Naquela manhã chuvosa de dezembro.Cara pregada na grade da janela que dava para a rua (lugar onde eu não tinha a menor vontade de estar), o andar apressado das pessoas carregadas de sacolas lembrou-me o longínquo Natal...

Por falta de calor humano fazia muito frio na mansão da minha família.Uma semana antes das festas, o frenesi dos empregados em arrumar a casa e as malas dos meus pais (iam para Nova Iorque com um grupo de amigos endinheirados) era estranho parque de diversões para mim e meus irmãos.Ouvimos falar da neve, dos passeios, dos presentes e toda uma programação que com dificuldade entendemos: não faríamos parte.

Dias depois acordamos e fomos avisados pela governanta e nossas babás que papai e mamãe já haviam partido. Deixaram beijos e abraços.A casa com uma decoração natalina cinematográfica para que pudéssemos aproveitar em brincadeiras e empregados muito bons conosco - não sei se por piedade ou por serem bem pagos - faziam de tudo para nos divertir e alegrar.

Na Véspera de Natal serviram-nos uma deliciosa ceia às 21 horas, cantaram as canções natalinas de praxe e nos colocaram para dormir.Choramos de saudades de nossos pais até pegarmos no sono.

Acordamos de madrugada.Caia uma chuva torrencial com trovões e raios que clareavam aquela noite, que deveria ser mágica, enchendo-nos de temor e maus presságios.Gritamos pelos criados e não obtivemos respostas. Descemos para a sala principal. Entre confusos e espantados, nós vimos cinco homens armados com facas e revólveres vestidos em trajes de Papai Noel.A criadagem jazia ensangüentada no chão.

Desnorteados como baratas sob o efeito de inseticidas, cada um de nós correu aos gritos tentando salvar a própria pele.Eu me joguei na escada do porão, subi num móvel e me arremessei pelo vidro da janelinha que dava para o gramado do jardim.

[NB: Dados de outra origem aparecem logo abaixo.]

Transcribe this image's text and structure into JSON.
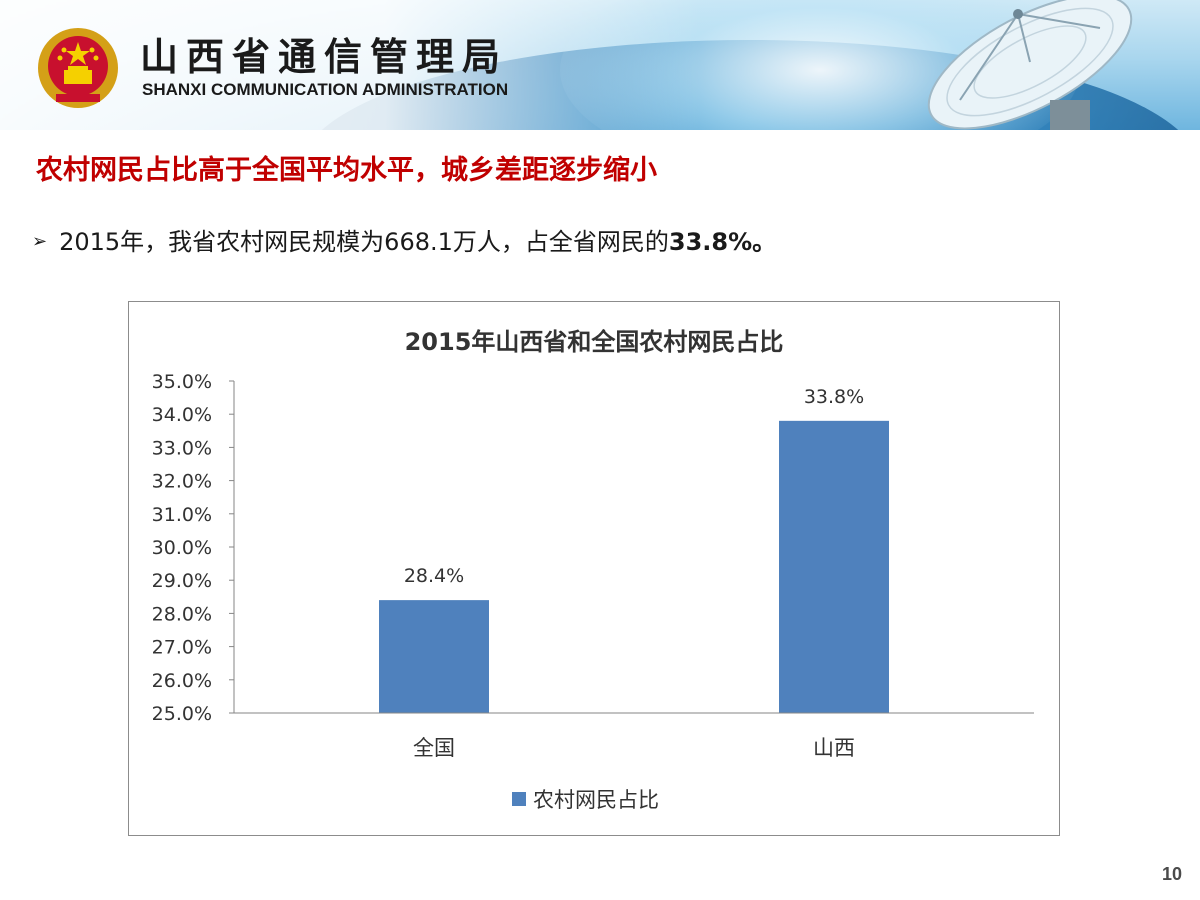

Fiquei escondida na minifloresta que circundava a casa.

Em choque, de longe ouvia os apelos dos meus manos por socorro e as gargalhadas dos bandidos acompanhadas de tiros que lembravam fogos juninos.

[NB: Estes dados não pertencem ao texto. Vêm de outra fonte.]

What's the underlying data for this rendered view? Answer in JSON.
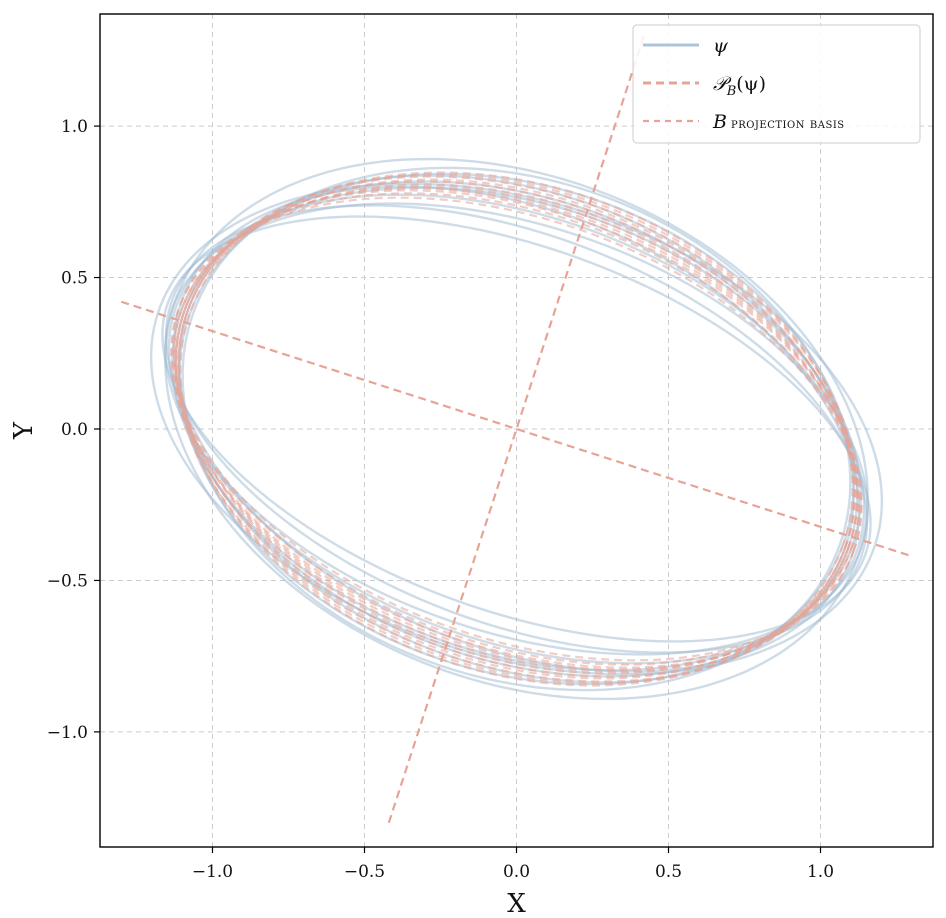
{
  "chart_data": {
    "type": "line",
    "title": "",
    "xlabel": "X",
    "ylabel": "Y",
    "xlim": [
      -1.37,
      1.37
    ],
    "ylim": [
      -1.38,
      1.37
    ],
    "aspect": "equal",
    "xticks": [
      -1.0,
      -0.5,
      0.0,
      0.5,
      1.0
    ],
    "yticks": [
      -1.0,
      -0.5,
      0.0,
      0.5,
      1.0
    ],
    "xtick_labels": [
      "−1.0",
      "−0.5",
      "0.0",
      "0.5",
      "1.0"
    ],
    "ytick_labels": [
      "−1.0",
      "−0.5",
      "0.0",
      "0.5",
      "1.0"
    ],
    "grid": true,
    "grid_style": "dashed",
    "legend_position": "top-right",
    "colors": {
      "psi": "#9dbad2",
      "projection": "#e6a496",
      "basis": "#e6a496",
      "grid": "#cccccc",
      "frame": "#000000"
    },
    "legend": [
      {
        "key": "psi",
        "label": "ψ",
        "style": "solid"
      },
      {
        "key": "projection",
        "label": "𝒫",
        "sub": "B",
        "suffix": "(ψ)",
        "style": "dashed"
      },
      {
        "key": "basis",
        "label": "B",
        "suffix": " projection basis",
        "style": "dashed-thin"
      }
    ],
    "ellipse_family": {
      "description_rotation_deg": -20,
      "psi_curves": [
        {
          "a": 1.22,
          "b": 0.6,
          "rot": -20
        },
        {
          "a": 1.21,
          "b": 0.64,
          "rot": -21
        },
        {
          "a": 1.2,
          "b": 0.67,
          "rot": -19
        },
        {
          "a": 1.19,
          "b": 0.7,
          "rot": -20
        },
        {
          "a": 1.18,
          "b": 0.72,
          "rot": -22
        },
        {
          "a": 1.17,
          "b": 0.74,
          "rot": -19
        },
        {
          "a": 1.16,
          "b": 0.76,
          "rot": -20
        },
        {
          "a": 1.15,
          "b": 0.78,
          "rot": -21
        },
        {
          "a": 1.14,
          "b": 0.8,
          "rot": -19
        },
        {
          "a": 1.13,
          "b": 0.82,
          "rot": -20
        },
        {
          "a": 1.24,
          "b": 0.75,
          "rot": -18
        },
        {
          "a": 1.2,
          "b": 0.83,
          "rot": -22
        }
      ],
      "projection_curves": [
        {
          "a": 1.18,
          "b": 0.69,
          "rot": -20
        },
        {
          "a": 1.17,
          "b": 0.71,
          "rot": -20
        },
        {
          "a": 1.17,
          "b": 0.73,
          "rot": -20
        },
        {
          "a": 1.16,
          "b": 0.74,
          "rot": -20
        },
        {
          "a": 1.16,
          "b": 0.76,
          "rot": -20
        },
        {
          "a": 1.15,
          "b": 0.77,
          "rot": -20
        },
        {
          "a": 1.15,
          "b": 0.79,
          "rot": -20
        },
        {
          "a": 1.14,
          "b": 0.8,
          "rot": -20
        },
        {
          "a": 1.18,
          "b": 0.72,
          "rot": -20
        },
        {
          "a": 1.16,
          "b": 0.78,
          "rot": -20
        },
        {
          "a": 1.15,
          "b": 0.75,
          "rot": -20
        }
      ]
    },
    "basis_lines": [
      {
        "x": [
          -1.3,
          1.3
        ],
        "y": [
          0.42,
          -0.42
        ]
      },
      {
        "x": [
          -0.42,
          0.42
        ],
        "y": [
          -1.3,
          1.3
        ]
      }
    ]
  }
}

Não consigo precisar quanto tempo durou toda aquela atividade e nem quanto tempo fiquei em letargia, até sentir o sol já quente na minha pele e perceber um silêncio que doía por dentro.Como um robô adentrei a casa.Tudo de valor financeiro havia sido saqueado.O que não puderam levar destruíram com facadas e balas.Chamei pelos meus irmãos. Foi então que vi a macabra Árvore de Natal: no lugar dos enfeites pendiam as cabeças dos meus irmãos e dos empregados.Eu contava apenas sete anos e estou há vinte internada nesse manicômio de onde sei que só sairei morta.